Despite the oft-ignored prior warnings, ever since the Affordable Care Act (aka ObamaCare) was sold to and passed on to the American public, there has been shock after shock.
For large and small businesses alike, ObamaCare shock has largely come from overly-burdensome red tape, uncertainty, and higher prices.
For many consumers, however, the real shock has come from lower choices and higher prices—both of which are not what politicians told them.
Over the last few weeks, the Obama administration has been stating that next year’s increases for ObamaCare will be going up an average of 7.5 percent.
According to a “fact sheet” from the Centers for Medicare & Medcaid Services, “across all markets in the 37 states, the cost of the benchmark plan will increase an average of 7.5 percent.”

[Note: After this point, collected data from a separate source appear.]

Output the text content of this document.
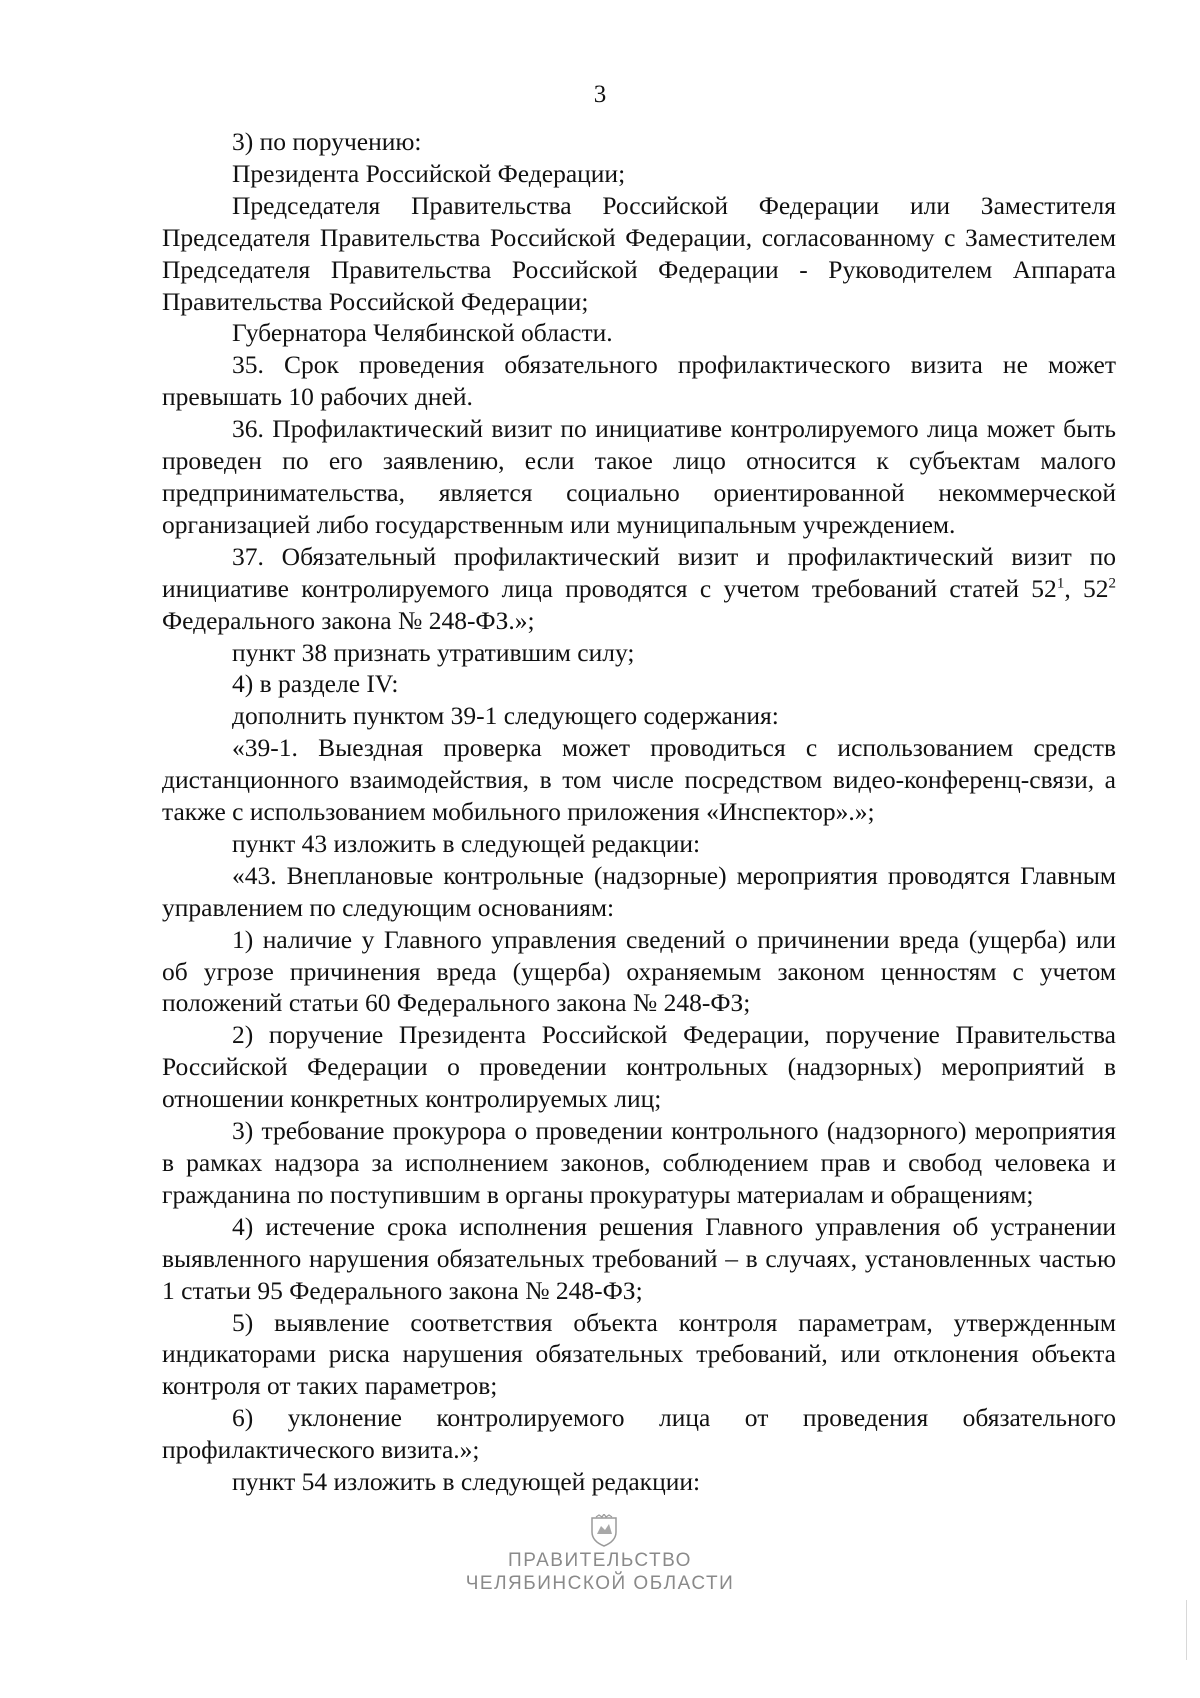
3

3) по поручению:

Президента Российской Федерации;

Председателя Правительства Российской Федерации или Заместителя Председателя Правительства Российской Федерации, согласованному с Заместителем Председателя Правительства Российской Федерации - Руководителем Аппарата Правительства Российской Федерации;

Губернатора Челябинской области.

35. Срок проведения обязательного профилактического визита не может превышать 10 рабочих дней.

36. Профилактический визит по инициативе контролируемого лица может быть проведен по его заявлению, если такое лицо относится к субъектам малого предпринимательства, является социально ориентированной некоммерческой организацией либо государственным или муниципальным учреждением.

37. Обязательный профилактический визит и профилактический визит по инициативе контролируемого лица проводятся с учетом требований статей $52^1$, $52^2$ Федерального закона № 248-ФЗ.»;

пункт 38 признать утратившим силу;

4) в разделе IV:

дополнить пунктом 39-1 следующего содержания:

«39-1. Выездная проверка может проводиться с использованием средств дистанционного взаимодействия, в том числе посредством видео-конференц-связи, а также с использованием мобильного приложения «Инспектор».»;

пункт 43 изложить в следующей редакции:

«43. Внеплановые контрольные (надзорные) мероприятия проводятся Главным управлением по следующим основаниям:

1) наличие у Главного управления сведений о причинении вреда (ущерба) или об угрозе причинения вреда (ущерба) охраняемым законом ценностям с учетом положений статьи 60 Федерального закона № 248-ФЗ;

2) поручение Президента Российской Федерации, поручение Правительства Российской Федерации о проведении контрольных (надзорных) мероприятий в отношении конкретных контролируемых лиц;

3) требование прокурора о проведении контрольного (надзорного) мероприятия в рамках надзора за исполнением законов, соблюдением прав и свобод человека и гражданина по поступившим в органы прокуратуры материалам и обращениям;

4) истечение срока исполнения решения Главного управления об устранении выявленного нарушения обязательных требований – в случаях, установленных частью 1 статьи 95 Федерального закона № 248-ФЗ;

5) выявление соответствия объекта контроля параметрам, утвержденным индикаторами риска нарушения обязательных требований, или отклонения объекта контроля от таких параметров;

6) уклонение контролируемого лица от проведения обязательного профилактического визита.»;

пункт 54 изложить в следующей редакции:

ПРАВИТЕЛЬСТВО
ЧЕЛЯБИНСКОЙ ОБЛАСТИ
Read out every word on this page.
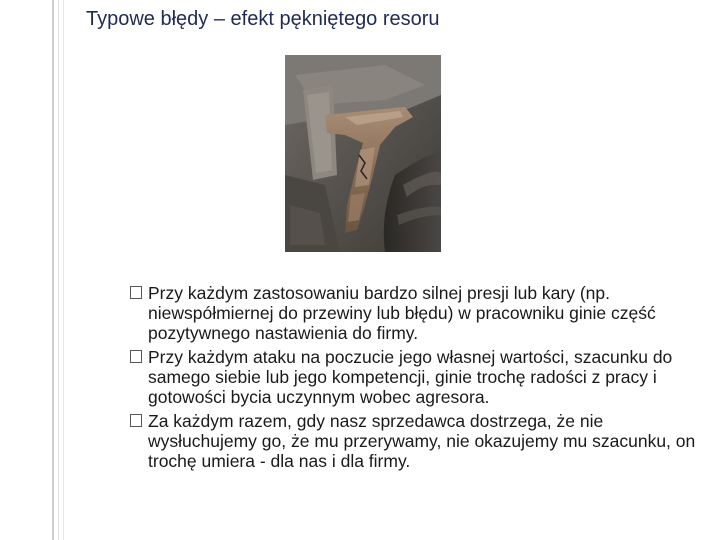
Typowe błędy – efekt pękniętego resoru
Przy każdym zastosowaniu bardzo silnej presji lub kary (np. niewspółmiernej do przewiny lub błędu) w pracowniku ginie część pozytywnego nastawienia do firmy.
Przy każdym ataku na poczucie jego własnej wartości, szacunku do samego siebie lub jego kompetencji, ginie trochę radości z pracy i gotowości bycia uczynnym wobec agresora.
Za każdym razem, gdy nasz sprzedawca dostrzega, że nie wysłuchujemy go, że mu przerywamy, nie okazujemy mu szacunku, on trochę umiera - dla nas i dla firmy.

While the actual number varies by state, an analysis by the Daily Caller News Foundation shows that the real ObamaCare increases many Americans are going to see are actually three times what the administration has been putting out to the media—nearly 21%, not the 7.5% that’s been reported.
If many Americans did not know the definition of “sticker shock” before ObamaCare, many of them will come 2016.
A condition resulting from seeing the total price of a bunch of items and realizing the damage is much greater than you originally expected. May cause a person to have second thoughts about the purchase. [Emphasis added.]